I highly recommend trying pilgrims at least once. Their high approval rating increase makes a huge difference early game, not to mention their lvl 3 leaders.

BadKen wrote:

What do the "rainbow" technologies do? I probably never researched those, since my games have been ending early.

How do you decrease expansion disapproval? For me, it keeps going up and up, and that's one of the main things that kills me.

There are 3 rainbow techs, all found in the bottom of the tree. The first is a cheap system upgrade that provides a flat +6 FIDS (6 of each resource, that is, so +24 raw output). The second provides +1 FIDS per population in the system, and the third provides +2 FIDS. Building the second two makes an enormous difference on system output, particularly systems that don't have very good planet types.

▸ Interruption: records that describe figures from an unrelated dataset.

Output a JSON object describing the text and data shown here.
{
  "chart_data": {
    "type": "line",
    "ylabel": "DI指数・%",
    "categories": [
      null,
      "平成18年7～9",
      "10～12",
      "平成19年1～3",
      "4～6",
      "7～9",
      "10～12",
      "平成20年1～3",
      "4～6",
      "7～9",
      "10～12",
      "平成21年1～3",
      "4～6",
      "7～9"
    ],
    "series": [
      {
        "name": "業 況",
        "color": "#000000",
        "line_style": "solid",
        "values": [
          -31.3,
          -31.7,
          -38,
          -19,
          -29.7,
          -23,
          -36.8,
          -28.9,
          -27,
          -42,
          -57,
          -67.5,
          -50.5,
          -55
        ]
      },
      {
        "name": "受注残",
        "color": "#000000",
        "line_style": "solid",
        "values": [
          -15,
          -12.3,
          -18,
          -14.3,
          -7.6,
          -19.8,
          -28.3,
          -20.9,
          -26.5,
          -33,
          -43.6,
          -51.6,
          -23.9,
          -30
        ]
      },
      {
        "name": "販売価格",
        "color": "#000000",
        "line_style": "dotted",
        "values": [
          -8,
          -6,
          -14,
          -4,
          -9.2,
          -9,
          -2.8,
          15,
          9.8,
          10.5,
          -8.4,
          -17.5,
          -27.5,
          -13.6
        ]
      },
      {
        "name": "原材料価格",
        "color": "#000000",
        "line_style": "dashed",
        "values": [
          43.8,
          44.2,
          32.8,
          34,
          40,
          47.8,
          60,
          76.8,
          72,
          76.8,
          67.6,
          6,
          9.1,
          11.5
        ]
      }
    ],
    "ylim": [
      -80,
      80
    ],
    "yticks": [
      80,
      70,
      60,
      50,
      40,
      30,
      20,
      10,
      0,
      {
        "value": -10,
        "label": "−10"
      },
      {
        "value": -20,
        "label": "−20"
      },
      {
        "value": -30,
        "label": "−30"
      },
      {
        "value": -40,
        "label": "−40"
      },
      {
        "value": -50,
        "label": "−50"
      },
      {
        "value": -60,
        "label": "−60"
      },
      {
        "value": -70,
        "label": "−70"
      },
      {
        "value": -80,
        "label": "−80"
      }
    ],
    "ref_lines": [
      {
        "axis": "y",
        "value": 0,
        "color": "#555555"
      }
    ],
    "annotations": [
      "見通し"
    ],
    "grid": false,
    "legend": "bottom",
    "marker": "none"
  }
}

Expansion disapproval upgrades are Empire upgrades (i.e., passive skills) that you get from various techs in the bottom tree. They make your people less unhappy about horizontal expansion to new systems.

Read my post on the previous page

Also remember that if you mouse over the planet type and size you get the breakdown of a a single pop FIDS as well as the - approval from that planets type.

terran/ocean jungle, no approval penalty
arid/tundra (the first colonize techs you can research), -5 approval
desert/arctic - 10 approval (second level colonize techs), -10 approval
lava, -15 (i think)
gas giant/asteroid, -20 approval

This is cumulative so if you settle a system on an arid planet the system approval is -5, if your second planet colonized is an arctic then system approval is -15, third colonized is a lava so system planet type disapproval is -30.

I haven't completly figured out expansion disapproval but it appears to be a heavy hit on your capital and based on distance from capital and number of colonies.

You marry the early game disapprovals from planet type and expansion and you can get into trouble

So

be on the lookout for ocean / terran / jungle / arid / tundra early game

don't plan on colonizing multiple desert / arctic planets in a system until you have some of the the +approval system improvements (earliest is infinite supermarkets)

anomalies / resources can change everything

plan system food improvements with the reminder that you might only be able to grab a couple of planets in the system and excess food is worthless until very very late game

keep going into the empire screen and mousing over planets with lower approval ratings and notincg the negative numbers watch out for the expansion disapproval

The first early game tech to reach for is applied casmir effect as it not only opens worm holes but also lowers expanson disapproval

Your influence should protect uncolonizable early game systems in your starting constellation from ai expansion afor the late early game when you should have the tech to get them and dust to give them the immediate upgrades they need.